A cominciare dal ruolo del preservativo, che resta imprescindibile ma va ricontestualizzato. Il condom è una sine qua non valida per tutti, negativi e positivi, poiché è l’unico scudo utile ad arginare le infezioni sessualmente trasmissibili, da quelle croniche a quelle passeggere che possono comunque fiaccare il sistema immunitario e agevolare l’hiv. Oltretutto, la legge italiana non ha ancora recepito lo status «undetectable» (la non contagiosità di chi ha la viremia non rilevabile) che riguarda l’80% delle persone sieropositive diagnosticate nel nostro Paese, e questo va sempre tenuto presente in caso di incontri «sierodiscordanti».

Poi ci sono altri dati di realtà, a cominciare dalle idiosincrasie che da sempre, hiv o non hiv, penalizzano l’uso del condom. Motivo per cui è ora di riconoscere lo status di safer sex anche ad altri strumenti, a cominciare dalla TasP, vale a dire la terapia come prevenzione, i cui effetti succitati in tema di viremia stanno trovando conferma grazie allo studio Partner.
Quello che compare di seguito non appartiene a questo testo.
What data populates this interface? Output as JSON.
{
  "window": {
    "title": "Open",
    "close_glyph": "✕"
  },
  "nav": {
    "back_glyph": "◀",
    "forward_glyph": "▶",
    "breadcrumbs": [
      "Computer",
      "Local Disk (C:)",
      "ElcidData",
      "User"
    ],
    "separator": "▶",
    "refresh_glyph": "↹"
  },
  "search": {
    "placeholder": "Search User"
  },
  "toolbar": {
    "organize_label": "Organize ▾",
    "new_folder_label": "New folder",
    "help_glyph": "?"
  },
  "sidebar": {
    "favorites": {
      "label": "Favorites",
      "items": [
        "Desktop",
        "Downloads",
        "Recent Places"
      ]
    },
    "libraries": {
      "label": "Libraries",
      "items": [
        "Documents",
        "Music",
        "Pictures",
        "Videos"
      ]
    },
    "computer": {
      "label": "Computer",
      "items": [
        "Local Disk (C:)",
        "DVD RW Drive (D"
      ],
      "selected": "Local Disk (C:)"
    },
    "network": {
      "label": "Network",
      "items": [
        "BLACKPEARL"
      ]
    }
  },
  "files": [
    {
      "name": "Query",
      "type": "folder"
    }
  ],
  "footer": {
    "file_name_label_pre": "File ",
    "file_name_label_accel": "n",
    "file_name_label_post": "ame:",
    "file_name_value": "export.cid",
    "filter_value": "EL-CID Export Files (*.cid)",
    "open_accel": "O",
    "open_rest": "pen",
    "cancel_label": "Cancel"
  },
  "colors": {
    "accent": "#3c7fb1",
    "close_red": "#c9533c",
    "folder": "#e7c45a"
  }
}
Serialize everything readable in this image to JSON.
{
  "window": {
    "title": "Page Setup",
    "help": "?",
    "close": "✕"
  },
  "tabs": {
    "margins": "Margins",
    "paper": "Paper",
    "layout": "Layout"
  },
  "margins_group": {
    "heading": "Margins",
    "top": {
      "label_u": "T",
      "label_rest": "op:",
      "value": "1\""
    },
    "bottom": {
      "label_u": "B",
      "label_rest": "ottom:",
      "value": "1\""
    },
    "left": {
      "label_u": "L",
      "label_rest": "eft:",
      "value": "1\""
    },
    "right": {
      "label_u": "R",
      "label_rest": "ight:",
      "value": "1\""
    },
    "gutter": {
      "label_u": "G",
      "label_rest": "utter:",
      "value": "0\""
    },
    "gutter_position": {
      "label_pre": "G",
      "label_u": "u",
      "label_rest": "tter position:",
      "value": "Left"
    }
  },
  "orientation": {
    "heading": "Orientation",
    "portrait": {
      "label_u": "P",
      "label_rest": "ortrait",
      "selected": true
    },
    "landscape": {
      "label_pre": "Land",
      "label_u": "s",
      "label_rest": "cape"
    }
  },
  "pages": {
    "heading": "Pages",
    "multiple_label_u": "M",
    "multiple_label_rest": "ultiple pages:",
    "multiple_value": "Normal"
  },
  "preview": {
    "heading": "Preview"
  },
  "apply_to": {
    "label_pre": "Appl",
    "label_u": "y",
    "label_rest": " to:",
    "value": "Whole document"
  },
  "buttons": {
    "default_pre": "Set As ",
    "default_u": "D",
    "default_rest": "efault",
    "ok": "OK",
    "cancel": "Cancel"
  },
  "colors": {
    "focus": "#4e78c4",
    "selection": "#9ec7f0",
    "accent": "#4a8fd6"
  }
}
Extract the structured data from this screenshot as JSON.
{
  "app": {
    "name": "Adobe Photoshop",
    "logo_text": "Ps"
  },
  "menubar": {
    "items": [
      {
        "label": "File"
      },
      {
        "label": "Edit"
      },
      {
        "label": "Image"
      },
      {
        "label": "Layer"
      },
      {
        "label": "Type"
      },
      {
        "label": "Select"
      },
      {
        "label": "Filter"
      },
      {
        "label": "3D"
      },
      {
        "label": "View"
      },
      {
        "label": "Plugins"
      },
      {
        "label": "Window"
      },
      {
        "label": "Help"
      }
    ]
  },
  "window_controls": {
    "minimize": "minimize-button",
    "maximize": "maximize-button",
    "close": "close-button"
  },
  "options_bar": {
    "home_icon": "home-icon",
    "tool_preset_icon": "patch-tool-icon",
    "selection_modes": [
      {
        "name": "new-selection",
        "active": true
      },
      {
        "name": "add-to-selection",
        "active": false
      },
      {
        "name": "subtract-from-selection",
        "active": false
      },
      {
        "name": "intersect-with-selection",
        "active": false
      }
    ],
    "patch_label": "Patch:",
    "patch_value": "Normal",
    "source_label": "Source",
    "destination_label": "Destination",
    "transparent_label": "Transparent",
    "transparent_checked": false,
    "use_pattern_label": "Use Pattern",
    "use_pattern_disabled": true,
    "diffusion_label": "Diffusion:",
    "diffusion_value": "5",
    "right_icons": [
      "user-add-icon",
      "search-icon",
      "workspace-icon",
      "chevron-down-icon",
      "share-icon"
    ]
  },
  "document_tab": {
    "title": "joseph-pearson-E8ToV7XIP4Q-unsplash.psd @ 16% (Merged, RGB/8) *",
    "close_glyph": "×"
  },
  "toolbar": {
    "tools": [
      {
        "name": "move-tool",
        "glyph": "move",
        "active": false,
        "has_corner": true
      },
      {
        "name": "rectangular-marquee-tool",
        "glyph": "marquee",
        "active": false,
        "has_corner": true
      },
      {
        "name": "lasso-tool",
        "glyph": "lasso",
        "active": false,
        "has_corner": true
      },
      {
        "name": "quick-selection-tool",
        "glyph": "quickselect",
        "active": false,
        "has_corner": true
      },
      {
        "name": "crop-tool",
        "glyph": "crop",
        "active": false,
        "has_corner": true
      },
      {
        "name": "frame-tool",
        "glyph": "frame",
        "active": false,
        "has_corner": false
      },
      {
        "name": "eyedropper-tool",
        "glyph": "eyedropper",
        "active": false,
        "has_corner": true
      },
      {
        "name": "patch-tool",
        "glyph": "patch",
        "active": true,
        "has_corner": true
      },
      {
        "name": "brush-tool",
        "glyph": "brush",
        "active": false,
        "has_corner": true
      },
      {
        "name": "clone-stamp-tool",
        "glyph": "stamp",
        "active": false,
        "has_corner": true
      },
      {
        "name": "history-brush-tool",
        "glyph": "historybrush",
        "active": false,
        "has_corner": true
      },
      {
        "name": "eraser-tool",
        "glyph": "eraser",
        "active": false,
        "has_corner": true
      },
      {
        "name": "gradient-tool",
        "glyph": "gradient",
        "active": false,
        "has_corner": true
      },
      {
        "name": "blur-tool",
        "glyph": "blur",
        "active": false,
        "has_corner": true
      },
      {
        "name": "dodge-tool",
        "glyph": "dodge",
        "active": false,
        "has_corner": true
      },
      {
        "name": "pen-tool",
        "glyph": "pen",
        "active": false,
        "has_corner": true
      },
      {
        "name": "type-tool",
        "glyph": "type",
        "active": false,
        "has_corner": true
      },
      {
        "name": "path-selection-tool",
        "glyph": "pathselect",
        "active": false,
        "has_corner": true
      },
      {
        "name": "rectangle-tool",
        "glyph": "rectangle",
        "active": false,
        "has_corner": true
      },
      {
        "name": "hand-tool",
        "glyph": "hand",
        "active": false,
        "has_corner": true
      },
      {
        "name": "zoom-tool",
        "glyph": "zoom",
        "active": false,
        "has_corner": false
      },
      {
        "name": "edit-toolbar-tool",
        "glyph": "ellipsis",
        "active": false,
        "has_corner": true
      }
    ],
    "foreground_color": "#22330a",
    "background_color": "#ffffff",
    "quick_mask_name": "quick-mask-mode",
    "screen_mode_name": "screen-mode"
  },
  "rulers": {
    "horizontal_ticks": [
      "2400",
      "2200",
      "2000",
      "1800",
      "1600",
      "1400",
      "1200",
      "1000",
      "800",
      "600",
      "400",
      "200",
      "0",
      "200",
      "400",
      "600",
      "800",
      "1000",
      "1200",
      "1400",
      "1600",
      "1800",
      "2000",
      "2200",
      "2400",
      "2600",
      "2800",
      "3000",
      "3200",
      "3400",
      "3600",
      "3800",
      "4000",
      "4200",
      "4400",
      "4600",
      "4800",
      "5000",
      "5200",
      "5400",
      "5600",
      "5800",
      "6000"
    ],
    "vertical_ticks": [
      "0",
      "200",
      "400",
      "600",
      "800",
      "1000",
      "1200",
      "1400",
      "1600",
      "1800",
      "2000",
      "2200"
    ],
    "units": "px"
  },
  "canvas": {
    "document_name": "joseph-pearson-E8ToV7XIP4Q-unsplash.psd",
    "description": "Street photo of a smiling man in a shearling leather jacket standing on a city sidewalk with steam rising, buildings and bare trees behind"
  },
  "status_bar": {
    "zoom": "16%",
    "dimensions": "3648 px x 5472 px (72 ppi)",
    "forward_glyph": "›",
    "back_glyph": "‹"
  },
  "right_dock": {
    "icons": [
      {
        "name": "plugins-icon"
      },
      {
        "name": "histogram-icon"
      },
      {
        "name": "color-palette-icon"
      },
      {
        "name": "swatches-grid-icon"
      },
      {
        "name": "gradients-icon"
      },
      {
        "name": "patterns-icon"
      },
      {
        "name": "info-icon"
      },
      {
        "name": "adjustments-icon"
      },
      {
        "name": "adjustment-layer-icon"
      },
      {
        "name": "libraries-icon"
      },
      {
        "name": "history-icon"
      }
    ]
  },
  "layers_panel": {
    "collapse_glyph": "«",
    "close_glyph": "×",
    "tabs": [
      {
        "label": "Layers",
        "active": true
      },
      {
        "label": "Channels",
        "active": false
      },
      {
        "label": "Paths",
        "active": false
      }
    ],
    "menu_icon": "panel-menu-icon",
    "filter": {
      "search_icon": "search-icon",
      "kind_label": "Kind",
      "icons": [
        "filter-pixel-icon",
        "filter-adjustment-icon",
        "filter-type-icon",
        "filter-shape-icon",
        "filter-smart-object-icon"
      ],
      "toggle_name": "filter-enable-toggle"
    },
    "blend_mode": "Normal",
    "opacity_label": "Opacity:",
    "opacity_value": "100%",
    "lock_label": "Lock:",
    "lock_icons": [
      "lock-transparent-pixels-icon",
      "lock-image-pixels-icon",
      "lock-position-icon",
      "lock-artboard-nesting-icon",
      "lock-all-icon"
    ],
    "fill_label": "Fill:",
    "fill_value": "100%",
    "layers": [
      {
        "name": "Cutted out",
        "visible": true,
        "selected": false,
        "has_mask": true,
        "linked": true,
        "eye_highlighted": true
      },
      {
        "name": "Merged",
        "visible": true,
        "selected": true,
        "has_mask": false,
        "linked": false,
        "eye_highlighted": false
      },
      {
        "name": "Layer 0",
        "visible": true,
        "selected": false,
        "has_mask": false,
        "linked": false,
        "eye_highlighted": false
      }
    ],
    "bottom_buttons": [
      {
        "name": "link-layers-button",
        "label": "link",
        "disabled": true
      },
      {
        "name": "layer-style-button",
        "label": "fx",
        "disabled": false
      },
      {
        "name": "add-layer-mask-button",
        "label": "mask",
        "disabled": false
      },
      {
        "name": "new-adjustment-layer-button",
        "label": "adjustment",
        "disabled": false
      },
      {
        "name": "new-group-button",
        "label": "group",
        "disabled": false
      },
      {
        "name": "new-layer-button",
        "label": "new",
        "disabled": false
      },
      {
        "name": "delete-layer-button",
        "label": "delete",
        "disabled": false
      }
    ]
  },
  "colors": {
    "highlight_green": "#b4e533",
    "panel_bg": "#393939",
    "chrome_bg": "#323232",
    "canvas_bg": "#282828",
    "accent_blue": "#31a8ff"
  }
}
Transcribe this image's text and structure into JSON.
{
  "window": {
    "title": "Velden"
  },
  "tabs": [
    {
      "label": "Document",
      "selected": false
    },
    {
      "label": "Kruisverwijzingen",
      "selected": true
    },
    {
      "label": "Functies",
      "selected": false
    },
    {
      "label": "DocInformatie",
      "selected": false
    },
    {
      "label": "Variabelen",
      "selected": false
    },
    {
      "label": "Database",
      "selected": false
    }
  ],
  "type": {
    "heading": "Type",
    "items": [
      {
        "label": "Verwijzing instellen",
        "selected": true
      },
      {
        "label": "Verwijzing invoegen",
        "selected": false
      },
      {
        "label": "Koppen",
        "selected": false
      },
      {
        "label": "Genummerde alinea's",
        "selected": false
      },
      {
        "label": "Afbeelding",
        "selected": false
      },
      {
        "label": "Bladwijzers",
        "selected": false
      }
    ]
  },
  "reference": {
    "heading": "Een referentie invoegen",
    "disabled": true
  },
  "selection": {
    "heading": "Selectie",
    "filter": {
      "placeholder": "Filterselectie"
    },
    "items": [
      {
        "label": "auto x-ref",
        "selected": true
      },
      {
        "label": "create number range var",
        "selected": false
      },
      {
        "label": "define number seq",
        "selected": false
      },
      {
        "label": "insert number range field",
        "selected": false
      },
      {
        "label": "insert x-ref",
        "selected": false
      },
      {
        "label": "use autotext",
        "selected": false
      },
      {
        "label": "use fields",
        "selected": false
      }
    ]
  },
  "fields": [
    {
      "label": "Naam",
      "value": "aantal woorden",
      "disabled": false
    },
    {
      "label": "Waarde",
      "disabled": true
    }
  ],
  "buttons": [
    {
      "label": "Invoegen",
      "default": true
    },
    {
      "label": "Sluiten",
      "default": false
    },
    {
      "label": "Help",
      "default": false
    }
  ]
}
È importante sottolineare come le condizioni di successo della TasP siano piuttosto severe (a tale proposito, date un’occhiata al vademecum Sesso Gay Positivo) e per stare sul sicuro, anche alla luce di altri infezioni come la sifilide e l’epatite C – sempre più presente tra gli MSM – si ritorna giocoforza al buon vecchio profilattico. D’altro canto, nella realtà dei fatti vi è uno scarto sostanziale tra adoperare uno strumento, per l’appunto, artigianale e poco amato, e ricorrere a una protezione 24/7 come quella offerta da una terapia in pillole.

Sulla convenienza e la sostenibilità della PreP, cioè la terapia antiretrovirale preventiva a mezzo Truvada©, il dibattito è ancora apertissimo. Gli aspetti di ordine medico – aderenza, effetti collaterali – vanno soppesati insieme a quelli economici, ovvero il costo ancora abnorme di queste medicine, e il freno globale costituito dai brevetti.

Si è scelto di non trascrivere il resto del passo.